To get an A grade, you must score atleast 80% overall. However, this doesn’t automatically guarantee an A.

Lectures

W 04/08: Introduction to the course, historical overview of number theory & cryptography

Assignments

• The problem set will be updated over the semester. I will announce this in class when I post a set here.
• To get the most out of this course, you are expected to spend at least twice the amount of lecture hours on your own.

Submissions

• Due time: 11:59 am of each due date
• Must be submitted as PDF (via email) or printed/written (slide under my office door)
• Begin each solution on a new page, and use only blank or dotted pages (not ruled)
• Staple the submission, if submitting a paper version
• State your sources at the top of each problem (even if you worked independently)

Late Policy

• Penalty: Late submissions will be penalized by 25% per each late day
• Extensions: There will be no extensions given

Collaborations

• You are encouraged to first work on the problems independently before seeking collaboration.
• Meaningful collaboration is allowed and is encouraged for this course.
• You must write up your solutions.

Acknowledging collaborators and sources

It is required to acknowledge your sources (even if you worked independently).
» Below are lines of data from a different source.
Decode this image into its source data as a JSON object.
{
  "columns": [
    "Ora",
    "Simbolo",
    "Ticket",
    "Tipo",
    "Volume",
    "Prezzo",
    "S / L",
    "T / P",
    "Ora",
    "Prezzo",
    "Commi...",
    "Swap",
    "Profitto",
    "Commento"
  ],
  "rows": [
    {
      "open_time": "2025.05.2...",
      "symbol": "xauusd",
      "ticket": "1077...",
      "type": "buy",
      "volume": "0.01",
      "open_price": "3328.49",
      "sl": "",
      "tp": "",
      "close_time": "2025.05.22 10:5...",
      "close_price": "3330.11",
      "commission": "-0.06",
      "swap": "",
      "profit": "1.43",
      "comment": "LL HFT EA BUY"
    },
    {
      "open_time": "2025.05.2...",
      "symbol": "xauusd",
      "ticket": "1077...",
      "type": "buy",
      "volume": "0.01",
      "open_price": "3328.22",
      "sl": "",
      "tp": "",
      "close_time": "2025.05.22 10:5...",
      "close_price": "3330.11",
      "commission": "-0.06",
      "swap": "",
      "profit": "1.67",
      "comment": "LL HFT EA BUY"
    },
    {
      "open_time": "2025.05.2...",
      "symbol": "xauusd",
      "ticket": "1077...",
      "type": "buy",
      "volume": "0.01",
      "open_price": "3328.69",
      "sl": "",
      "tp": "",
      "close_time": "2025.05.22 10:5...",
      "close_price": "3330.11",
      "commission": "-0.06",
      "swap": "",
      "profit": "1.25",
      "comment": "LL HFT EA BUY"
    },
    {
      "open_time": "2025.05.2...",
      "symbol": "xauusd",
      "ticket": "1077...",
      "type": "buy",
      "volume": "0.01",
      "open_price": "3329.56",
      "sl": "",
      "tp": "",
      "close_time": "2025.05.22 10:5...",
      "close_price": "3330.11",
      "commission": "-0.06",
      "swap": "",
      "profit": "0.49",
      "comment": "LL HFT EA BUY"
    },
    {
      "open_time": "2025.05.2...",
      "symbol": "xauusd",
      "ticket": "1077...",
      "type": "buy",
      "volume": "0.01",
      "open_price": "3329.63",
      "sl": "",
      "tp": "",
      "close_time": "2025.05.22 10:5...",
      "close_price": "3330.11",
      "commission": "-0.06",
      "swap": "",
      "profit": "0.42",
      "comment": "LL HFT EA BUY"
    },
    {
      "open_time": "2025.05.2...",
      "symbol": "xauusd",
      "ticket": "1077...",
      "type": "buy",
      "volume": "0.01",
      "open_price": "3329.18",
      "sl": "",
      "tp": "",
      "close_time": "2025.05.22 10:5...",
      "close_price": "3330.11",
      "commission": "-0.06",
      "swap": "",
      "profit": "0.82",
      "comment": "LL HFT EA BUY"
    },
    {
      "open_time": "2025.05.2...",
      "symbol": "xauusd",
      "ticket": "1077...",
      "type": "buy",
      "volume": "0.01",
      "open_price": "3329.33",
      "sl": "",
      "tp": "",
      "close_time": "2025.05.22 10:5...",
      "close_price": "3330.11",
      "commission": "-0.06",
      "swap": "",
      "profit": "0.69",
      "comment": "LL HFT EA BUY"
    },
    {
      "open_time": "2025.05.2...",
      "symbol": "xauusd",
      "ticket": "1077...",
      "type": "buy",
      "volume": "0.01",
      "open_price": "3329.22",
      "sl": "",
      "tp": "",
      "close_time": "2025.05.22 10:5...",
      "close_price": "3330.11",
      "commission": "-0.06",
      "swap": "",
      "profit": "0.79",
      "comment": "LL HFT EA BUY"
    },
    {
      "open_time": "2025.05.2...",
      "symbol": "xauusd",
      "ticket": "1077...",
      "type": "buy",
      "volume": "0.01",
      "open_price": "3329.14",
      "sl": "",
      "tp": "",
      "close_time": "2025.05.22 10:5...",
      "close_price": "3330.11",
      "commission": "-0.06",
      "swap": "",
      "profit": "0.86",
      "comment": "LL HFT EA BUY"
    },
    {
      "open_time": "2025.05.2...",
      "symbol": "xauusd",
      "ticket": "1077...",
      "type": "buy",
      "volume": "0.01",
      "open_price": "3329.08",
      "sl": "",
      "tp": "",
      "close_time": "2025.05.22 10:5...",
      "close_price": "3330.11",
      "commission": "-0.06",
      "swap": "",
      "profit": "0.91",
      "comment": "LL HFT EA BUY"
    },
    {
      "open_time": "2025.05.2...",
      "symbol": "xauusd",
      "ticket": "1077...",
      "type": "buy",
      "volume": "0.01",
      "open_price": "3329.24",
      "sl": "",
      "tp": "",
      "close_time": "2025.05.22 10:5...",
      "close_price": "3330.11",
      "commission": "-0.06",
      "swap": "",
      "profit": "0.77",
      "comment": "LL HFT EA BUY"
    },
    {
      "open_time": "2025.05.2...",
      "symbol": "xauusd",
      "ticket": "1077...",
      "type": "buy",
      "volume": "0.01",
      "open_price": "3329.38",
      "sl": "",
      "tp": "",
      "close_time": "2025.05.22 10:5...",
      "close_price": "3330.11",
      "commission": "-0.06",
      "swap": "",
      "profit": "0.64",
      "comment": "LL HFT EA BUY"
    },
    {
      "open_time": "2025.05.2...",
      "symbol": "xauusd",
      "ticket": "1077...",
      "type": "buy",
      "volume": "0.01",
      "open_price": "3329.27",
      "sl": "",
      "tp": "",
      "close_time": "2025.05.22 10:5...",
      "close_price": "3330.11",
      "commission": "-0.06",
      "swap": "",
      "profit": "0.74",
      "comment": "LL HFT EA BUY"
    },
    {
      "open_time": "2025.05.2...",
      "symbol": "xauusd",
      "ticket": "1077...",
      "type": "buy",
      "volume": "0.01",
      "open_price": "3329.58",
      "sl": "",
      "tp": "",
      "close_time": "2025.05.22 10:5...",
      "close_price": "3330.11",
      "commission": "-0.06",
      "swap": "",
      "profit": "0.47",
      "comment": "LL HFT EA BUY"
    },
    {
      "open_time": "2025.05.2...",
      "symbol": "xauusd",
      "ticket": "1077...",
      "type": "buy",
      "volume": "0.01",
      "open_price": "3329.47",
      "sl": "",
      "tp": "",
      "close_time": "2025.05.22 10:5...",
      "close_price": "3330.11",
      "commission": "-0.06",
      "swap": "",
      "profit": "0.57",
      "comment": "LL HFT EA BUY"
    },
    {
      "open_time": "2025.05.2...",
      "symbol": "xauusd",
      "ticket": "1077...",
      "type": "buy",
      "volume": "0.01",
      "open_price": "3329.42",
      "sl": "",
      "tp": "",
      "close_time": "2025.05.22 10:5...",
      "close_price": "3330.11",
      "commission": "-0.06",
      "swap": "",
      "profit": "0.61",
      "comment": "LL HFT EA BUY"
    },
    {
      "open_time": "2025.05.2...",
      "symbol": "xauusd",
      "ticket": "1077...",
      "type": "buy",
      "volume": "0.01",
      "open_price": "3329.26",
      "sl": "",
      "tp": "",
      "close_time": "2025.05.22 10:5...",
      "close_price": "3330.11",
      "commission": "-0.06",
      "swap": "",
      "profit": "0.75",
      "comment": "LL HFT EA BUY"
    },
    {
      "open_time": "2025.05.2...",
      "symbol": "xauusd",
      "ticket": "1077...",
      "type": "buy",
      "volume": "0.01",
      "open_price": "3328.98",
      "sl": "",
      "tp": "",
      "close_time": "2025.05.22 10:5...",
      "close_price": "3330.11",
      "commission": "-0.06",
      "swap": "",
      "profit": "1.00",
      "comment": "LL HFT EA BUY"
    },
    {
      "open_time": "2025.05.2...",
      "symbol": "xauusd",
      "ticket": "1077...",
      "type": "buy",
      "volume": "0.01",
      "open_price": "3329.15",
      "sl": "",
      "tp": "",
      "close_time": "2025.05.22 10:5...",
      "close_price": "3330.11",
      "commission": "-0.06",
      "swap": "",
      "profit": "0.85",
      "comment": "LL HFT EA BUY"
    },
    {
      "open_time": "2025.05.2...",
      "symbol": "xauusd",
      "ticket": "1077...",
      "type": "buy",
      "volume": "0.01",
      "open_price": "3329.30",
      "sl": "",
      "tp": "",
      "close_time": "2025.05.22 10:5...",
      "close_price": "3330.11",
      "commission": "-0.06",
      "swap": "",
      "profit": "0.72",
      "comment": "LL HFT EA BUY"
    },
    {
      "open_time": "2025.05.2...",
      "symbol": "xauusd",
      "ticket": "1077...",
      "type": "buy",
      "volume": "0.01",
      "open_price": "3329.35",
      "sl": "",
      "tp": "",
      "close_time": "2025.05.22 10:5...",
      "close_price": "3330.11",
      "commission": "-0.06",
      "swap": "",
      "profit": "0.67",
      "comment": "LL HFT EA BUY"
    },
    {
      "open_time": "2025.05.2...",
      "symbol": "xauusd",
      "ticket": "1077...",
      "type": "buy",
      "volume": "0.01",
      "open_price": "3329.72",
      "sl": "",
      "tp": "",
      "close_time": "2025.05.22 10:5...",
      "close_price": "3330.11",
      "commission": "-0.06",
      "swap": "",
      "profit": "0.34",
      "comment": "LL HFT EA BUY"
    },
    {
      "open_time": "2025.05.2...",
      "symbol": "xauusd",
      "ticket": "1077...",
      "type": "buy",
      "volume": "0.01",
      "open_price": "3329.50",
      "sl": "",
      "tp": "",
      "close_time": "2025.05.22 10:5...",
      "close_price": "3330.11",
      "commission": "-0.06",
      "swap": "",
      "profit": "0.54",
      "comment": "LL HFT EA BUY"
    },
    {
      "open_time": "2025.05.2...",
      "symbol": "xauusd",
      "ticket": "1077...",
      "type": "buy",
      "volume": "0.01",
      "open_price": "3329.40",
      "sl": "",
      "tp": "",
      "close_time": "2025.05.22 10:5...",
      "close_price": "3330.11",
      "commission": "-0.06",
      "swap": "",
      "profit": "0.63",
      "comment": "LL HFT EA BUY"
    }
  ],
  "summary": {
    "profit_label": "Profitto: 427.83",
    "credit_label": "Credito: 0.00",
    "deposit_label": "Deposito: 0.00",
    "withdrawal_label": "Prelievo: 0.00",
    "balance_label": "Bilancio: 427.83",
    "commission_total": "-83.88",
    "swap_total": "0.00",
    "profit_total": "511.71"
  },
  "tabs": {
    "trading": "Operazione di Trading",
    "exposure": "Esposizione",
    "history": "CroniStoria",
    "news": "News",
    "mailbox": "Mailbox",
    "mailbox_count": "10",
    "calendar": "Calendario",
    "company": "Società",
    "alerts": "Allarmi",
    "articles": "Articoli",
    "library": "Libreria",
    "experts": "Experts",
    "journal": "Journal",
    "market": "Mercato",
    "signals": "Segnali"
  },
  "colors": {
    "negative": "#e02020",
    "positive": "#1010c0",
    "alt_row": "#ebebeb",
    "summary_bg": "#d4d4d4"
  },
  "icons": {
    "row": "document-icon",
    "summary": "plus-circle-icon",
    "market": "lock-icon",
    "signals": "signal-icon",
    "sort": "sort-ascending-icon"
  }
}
• At the beginning of the submission for each problem, write Collaborators and sources: followed by a list of collaborators and sources consulted (people, books, papers, websites, software, etc.), or write none if you did not use any such resources.
• Failure to acknowledge will result in an automatic 20% penalty per problem.
• Acceptable uses of resources include: looking up a standard theorem/formula/technique; using Wolfram Alpha/Mathematica/Python for a calculation (no need to mention lectures)
• Unacceptable uses of resources include: directly looking up the problem online or in the research literature for a solution. (Once you have solved a problem, it is fine to seek and learn alternate solutions.)

Intentional violations of the above policies may be considered academic dishonesty/misconduct.

(Thanks to Professor Yufei Zhao for his extensive course policy page, from which I have created my policies.)